A Study of the Zonally Asymmetric Tropospheric Forcing of the Austral

Vortex Splitting During September 2002.

 

Dieter Peters*, Pawel Vargin** and Heiner Kornich***

 

* Leibniz-Institut fur Atmospharenphysik an der Universitat Rostock, Kuhlungsborn, Germany

** Central Aerological Observatory, Dolgoprudny, Moscow region, Russia

*** Department of Meteorology, Stockholm University, Sweden

 

Tellus (Journal of Geophysical Society of Sweden), 59A, p.384–394, 2007;

 

Abstract.

 

In September 2002, the first observed austral major warming was mainly characterized by a

polar vortex splitting in the middle and upper stratosphere together with an ozone hole

splitting. From our synoptic investigation based on ECMWF analyses, we establish the

hypothesis that lower tropospheric processes at polar latitudes are primary responsible for the

vortex splitting.
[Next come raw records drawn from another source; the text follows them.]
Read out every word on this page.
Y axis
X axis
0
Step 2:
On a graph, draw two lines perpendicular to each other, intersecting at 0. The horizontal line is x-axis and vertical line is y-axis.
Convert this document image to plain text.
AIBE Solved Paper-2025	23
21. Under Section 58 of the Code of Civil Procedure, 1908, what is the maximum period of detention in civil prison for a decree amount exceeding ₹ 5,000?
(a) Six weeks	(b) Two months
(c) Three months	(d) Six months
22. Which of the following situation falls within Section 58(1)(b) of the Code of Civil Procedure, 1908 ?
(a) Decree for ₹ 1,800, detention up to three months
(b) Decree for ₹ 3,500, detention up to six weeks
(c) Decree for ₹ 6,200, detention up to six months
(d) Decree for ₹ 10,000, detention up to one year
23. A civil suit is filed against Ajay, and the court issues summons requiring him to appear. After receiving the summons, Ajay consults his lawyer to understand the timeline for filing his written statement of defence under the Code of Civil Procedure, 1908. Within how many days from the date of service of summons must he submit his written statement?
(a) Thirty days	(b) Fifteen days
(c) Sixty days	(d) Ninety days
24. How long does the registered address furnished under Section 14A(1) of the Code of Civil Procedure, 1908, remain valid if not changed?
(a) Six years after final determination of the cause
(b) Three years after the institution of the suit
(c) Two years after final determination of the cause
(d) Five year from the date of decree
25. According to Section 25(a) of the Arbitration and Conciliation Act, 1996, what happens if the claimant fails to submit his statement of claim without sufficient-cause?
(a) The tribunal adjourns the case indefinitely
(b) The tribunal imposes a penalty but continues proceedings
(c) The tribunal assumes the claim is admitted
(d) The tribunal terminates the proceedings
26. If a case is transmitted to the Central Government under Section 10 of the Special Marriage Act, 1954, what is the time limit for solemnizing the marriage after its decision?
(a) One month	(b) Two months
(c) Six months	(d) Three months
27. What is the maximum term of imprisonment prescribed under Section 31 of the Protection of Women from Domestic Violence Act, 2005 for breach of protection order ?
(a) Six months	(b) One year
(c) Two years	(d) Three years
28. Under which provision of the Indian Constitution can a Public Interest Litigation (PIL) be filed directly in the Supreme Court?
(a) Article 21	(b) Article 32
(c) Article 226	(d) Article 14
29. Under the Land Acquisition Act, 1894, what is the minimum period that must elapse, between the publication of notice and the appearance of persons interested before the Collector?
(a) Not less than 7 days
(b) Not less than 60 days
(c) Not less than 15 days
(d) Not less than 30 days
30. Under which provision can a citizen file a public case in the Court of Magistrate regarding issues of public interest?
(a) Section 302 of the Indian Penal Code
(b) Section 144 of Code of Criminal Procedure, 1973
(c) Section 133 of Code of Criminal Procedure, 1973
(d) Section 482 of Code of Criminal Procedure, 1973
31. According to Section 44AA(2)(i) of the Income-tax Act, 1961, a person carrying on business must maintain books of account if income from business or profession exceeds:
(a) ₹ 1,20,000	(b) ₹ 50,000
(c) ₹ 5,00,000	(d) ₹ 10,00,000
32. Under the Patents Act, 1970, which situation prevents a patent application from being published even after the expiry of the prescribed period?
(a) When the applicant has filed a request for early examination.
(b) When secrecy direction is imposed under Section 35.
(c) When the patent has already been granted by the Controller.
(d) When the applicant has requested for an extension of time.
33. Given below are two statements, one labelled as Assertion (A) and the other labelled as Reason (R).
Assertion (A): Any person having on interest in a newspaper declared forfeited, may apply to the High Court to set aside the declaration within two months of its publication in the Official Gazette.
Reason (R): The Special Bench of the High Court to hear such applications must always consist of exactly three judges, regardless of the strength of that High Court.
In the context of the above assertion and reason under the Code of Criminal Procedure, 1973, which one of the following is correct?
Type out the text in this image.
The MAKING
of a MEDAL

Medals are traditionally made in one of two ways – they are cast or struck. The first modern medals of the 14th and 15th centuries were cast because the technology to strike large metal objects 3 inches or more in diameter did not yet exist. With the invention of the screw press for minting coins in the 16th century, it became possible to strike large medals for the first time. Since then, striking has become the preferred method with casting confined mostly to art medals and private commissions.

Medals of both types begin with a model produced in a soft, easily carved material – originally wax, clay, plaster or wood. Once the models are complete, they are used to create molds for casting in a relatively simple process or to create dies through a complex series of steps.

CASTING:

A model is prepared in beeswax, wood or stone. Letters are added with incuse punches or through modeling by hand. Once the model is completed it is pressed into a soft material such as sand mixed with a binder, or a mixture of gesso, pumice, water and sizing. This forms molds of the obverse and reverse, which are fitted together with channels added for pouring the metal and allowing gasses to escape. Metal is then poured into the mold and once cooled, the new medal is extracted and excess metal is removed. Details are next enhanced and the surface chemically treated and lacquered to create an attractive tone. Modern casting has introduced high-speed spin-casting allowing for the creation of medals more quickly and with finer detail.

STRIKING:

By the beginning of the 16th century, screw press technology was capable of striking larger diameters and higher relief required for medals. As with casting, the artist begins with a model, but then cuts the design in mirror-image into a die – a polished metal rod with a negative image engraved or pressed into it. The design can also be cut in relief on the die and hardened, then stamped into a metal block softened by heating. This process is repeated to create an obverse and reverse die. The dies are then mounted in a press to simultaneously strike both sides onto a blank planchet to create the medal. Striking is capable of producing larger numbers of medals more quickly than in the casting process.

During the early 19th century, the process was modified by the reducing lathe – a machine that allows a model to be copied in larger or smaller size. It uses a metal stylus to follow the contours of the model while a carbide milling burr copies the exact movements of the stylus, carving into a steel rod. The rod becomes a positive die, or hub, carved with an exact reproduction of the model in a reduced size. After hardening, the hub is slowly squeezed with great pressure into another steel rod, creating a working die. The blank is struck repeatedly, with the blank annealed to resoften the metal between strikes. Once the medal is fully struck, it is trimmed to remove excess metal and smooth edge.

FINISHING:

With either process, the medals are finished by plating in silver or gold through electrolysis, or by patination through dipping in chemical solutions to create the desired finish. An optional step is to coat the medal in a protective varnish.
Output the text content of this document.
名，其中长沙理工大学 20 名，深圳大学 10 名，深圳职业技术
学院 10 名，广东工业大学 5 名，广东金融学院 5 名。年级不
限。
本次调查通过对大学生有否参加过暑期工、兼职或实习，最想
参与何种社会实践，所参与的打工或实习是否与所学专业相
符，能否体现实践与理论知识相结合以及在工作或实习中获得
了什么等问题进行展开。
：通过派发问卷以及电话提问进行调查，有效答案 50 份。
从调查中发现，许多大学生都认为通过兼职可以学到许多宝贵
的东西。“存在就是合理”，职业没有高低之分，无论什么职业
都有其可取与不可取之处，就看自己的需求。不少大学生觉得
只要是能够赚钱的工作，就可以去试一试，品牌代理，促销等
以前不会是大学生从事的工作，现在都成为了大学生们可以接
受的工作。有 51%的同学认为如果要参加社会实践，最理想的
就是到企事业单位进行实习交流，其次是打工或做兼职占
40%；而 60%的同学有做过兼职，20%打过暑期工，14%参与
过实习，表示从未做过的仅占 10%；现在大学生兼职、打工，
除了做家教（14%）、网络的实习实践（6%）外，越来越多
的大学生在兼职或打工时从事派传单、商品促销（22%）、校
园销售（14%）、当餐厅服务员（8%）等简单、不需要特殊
Over the coastline of Antarctica two regions occurred, one over the Ross shelf ice and

the other over the Weddell shelf ice, where an enlarged tropospheric wave-activity generation in

connection with an anticyclonic anomaly took place. The wave-activity flux was eastward and

upward into the stratosphere, and was linked with an increasing ultra-long wave 2, which

could be the primary reason for the vortex splitting in the stratosphere. In the troposphere, two

Rossby wave trains have been identified which contribute mainly to the maintenance of the

anticyclonic anomalies over both wave-activity generation regions.